Composer, bandleader, multi-instrumentalist, Elliott Sharp is a musician hard to classify, with equal proficiency in blues-rock, improvisation and new music. Here he concentrates on his main instrument, the guitar, on a dozen solos, duos and a trio with fellow pickers Mary Halvorson and Marc Ribot. Oddly enough, Sharp and Ribot, who specialize in more agitated sounds, both turn almost folksy in duets on Wobbly, Sinistre and Oronym. Although their chess game-like moves are both subtle and spiky on Sinistre, it’s the last track which is most distinctive. Here, one guitarist’s legato finger-picking tries to surmount the other’s canine yapping-like plucked onslaughts, until relaxed string undulations are replaced by a multiplicity of crying buzzes. Blanketing drones dominate the three Halvorson duets, with the strokes on Shredding Light so thin they break into electronic flanges. Slurred fingering and guitar-neck taps enliven both parts of Sequola, although a blanket of buzzes can’t disguise intricate dual connections.

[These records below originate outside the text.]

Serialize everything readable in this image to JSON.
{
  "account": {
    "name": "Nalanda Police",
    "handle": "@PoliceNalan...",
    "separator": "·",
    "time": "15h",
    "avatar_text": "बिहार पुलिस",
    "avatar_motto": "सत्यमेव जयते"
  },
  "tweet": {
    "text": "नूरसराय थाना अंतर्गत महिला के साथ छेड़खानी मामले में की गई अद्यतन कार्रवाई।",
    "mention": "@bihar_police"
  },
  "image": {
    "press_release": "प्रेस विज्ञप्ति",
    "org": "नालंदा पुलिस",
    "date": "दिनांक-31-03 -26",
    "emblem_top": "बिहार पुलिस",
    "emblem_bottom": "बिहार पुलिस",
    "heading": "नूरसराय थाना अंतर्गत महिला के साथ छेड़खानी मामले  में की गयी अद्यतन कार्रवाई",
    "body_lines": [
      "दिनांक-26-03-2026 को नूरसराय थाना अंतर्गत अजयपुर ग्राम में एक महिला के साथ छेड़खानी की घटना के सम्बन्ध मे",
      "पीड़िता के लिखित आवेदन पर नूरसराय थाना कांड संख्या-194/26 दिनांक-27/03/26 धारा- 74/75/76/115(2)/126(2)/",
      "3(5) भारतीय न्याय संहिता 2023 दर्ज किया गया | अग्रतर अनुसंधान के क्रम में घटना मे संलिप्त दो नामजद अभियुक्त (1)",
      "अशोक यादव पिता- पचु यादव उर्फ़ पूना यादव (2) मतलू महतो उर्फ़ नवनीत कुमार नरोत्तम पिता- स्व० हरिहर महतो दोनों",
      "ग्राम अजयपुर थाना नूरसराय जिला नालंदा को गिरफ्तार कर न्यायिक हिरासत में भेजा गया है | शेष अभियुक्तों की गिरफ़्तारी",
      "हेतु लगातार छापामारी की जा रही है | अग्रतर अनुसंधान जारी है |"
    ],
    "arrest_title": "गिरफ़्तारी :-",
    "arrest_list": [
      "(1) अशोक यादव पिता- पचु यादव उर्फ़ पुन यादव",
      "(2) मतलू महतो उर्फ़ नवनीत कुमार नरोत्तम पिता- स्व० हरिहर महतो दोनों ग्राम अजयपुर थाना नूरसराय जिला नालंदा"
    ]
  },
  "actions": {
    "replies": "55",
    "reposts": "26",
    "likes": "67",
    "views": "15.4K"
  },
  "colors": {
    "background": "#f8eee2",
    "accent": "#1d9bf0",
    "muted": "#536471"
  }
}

Sharp’s solo work, however, is the most representative. Nektone for instance swiftly unites Delta bottleneck picking and outer-space-like multiphonics without fissure. Meanwhile, Kernel Panic knits together so many passing chords that it’s almost opaque. Then suddenly, with no hint of overdubbing, there seem to be two guitar lines travelling in opposite directions – one with rumbling organ-like ostinato, the other snapping out arena-sized distortion. That he manages to tame these opposites into a reassuring ending that is true to narrative, logical and conclusive, is another tribute to Sharp’s multi-talents.